Answer – I believe keeping an open mind is the most important attribute to accepting different cultures with a warm heart and making people interested in other cultures too. This can be done by celebrating the festivals of each culture with the same enthusiasm. For example, In India, multicultural festivals are celebrated among all the castes and discreet people with the same zeal. New local delicacies can also be found on the internet and tried in order to get to know more about different cultures. People can join cultural organizations which run some programs to acquaint the public with specific cultures, and there are multicultural programs too.

Question 5:-How can traditional culture and other cultures coexist?

Answer – For different cultures to coexist together, especially traditional and modern, it requires a lot of effort from the members of the society. Genuine respect and fondness should be shown in every culture, as it is not right to hurt anyone’s religious sentiments.
Also, I feel that the generation gap plays a huge role in traditional and modern cultures, and narrowing it down can help both cultures to coexist peacefully.

Question 6:-Which Indian traditions are disappearing?

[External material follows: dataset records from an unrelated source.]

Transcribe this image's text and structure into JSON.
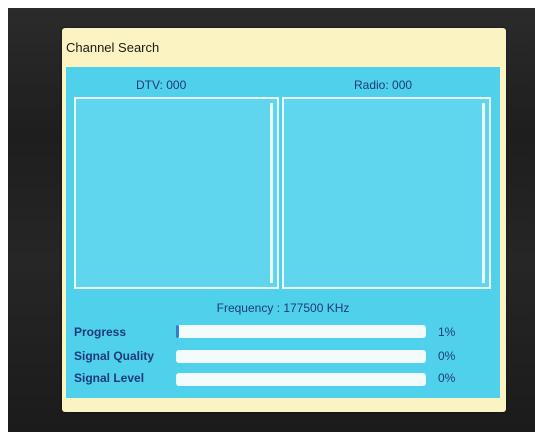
{
  "dialog": {
    "title": "Channel Search",
    "dtv_count": "DTV: 000",
    "radio_count": "Radio: 000",
    "frequency": "Frequency : 177500 KHz"
  },
  "meters": [
    {
      "label": "Progress",
      "value": "1%",
      "fraction": 0.01
    },
    {
      "label": "Signal Quality",
      "value": "0%",
      "fraction": 0
    },
    {
      "label": "Signal Level",
      "value": "0%",
      "fraction": 0
    }
  ],
  "colors": {
    "panel": "#fbf4c2",
    "content": "#4fd1ec",
    "text": "#1f3a7a",
    "track": "#f4fbfd"
  }
}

Answer – I am a person into following the traditions and customs which I learned from my mother and grandmother in my childhood days. Some Indian traditions like doing pooja when you buy something valuable have not been followed much by the youth and youngsters as they believe what they have achieved is with their hard work and there is no divine intervention. I see most people developing a modern outlook on life and leaving behind small traditions followed by sincere beliefs to seek blessings from their god and forefathers. Even nowadays, hardly the deceased family members are remembered on occasion by some of the youth.